45. Valparaiso, Porter County.—The writer has learned from Mr. Jacob Davis, of Hebron, that in dredging at a point about 5 miles southeast of Valparaiso he met with a skeleton of a mastodon and secured a large number of bones at a depth of 8 feet; but some of them were carried off by curiosity hunters. It is depressing to think that such remains should be preserved for thousands of years only to be put to such trivial uses. This locality would be in the Kankakee marshes.
46. Olive Township, St. Joseph County.—In the museum at Notre Dame University are considerable remains of a mastodon, found about 1902 in Olive Township, about 12 miles west or southwest of Notre Dame. Professor Kirsch has sent a photograph of a tooth of Elephas primigenius which was found in Olive Township. Apparently the mastodon and the elephant were living together late in the Wisconsin stage.
47. Notre Dame, St. Joseph County.—From Rev.
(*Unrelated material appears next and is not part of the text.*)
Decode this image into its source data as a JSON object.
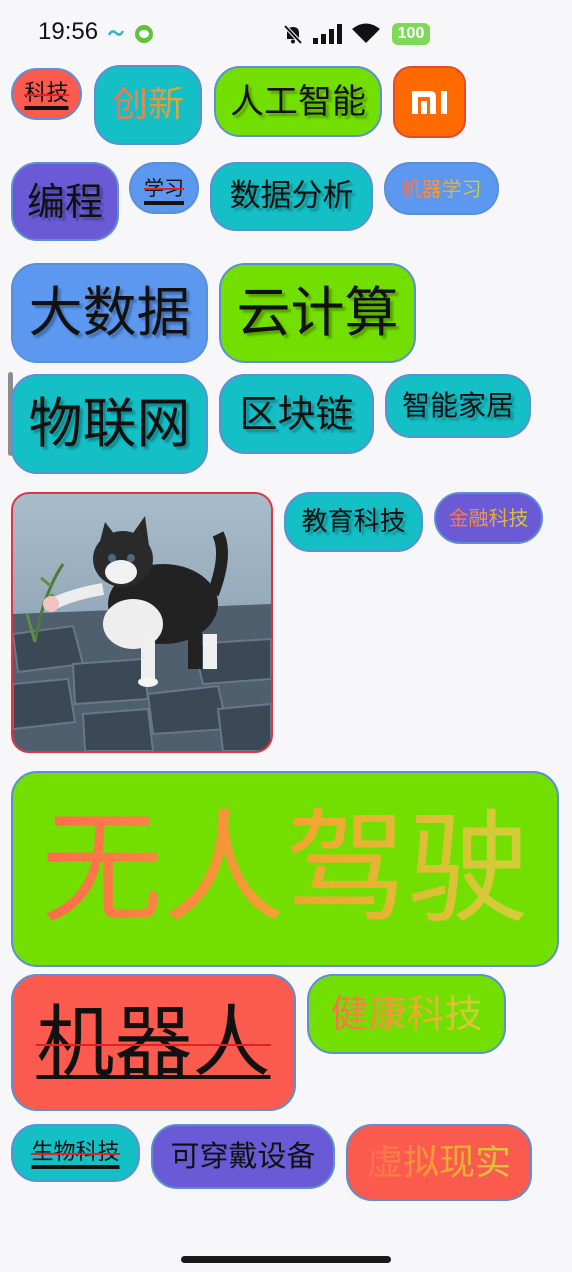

A. M. Kirsch the writer learns that remains of two mastodons have been found in the region about Notre Dame, within a few feet of the surface. All these localities are within the area of Kankakee marsh. These specimens are now in the fine collection of that university.
For 48, 49 see page [97]; for 50 see page [92]; for 51 see page [98]; for 52 see page [90]; for 53 see page [94]; for 54 see page [91]; for 55 and 56 see page [95].
ILLINOIS.
Outside of Area of Illinoian Drift.
1. Shawneetown, Gallatin County.—In 1875 (vol. VI, Geol. Surv. Illinois, p. 214), Professor E. T. Cox reported that teeth of a mastodon had been found the preceding summer close to the water’s edge in front of Shawneetown. They were embedded in a shallow deposit of bluish clay which rested upon yellow clay and gravel. Michael Robinson, of Shawneetown, states in a letter that he has in his cabinet teeth of mastodon and mammoth, found about that town. The bluffs bordering the Ohio River at Shawneetown were regarded by Leverett (Monogr. U. S. Geol. Surv., XXXVIII, plate VI) as of Wisconsin age, consisting of outwash from the ice-sheet lying farther north.
A. H. Worthen (vol. VI, Geol. Surv. Illinois, p. 39) stated that a fine tooth of a mastodon, found in Gallatin County, had been presented to the State cabinet, but no exact history of it was known.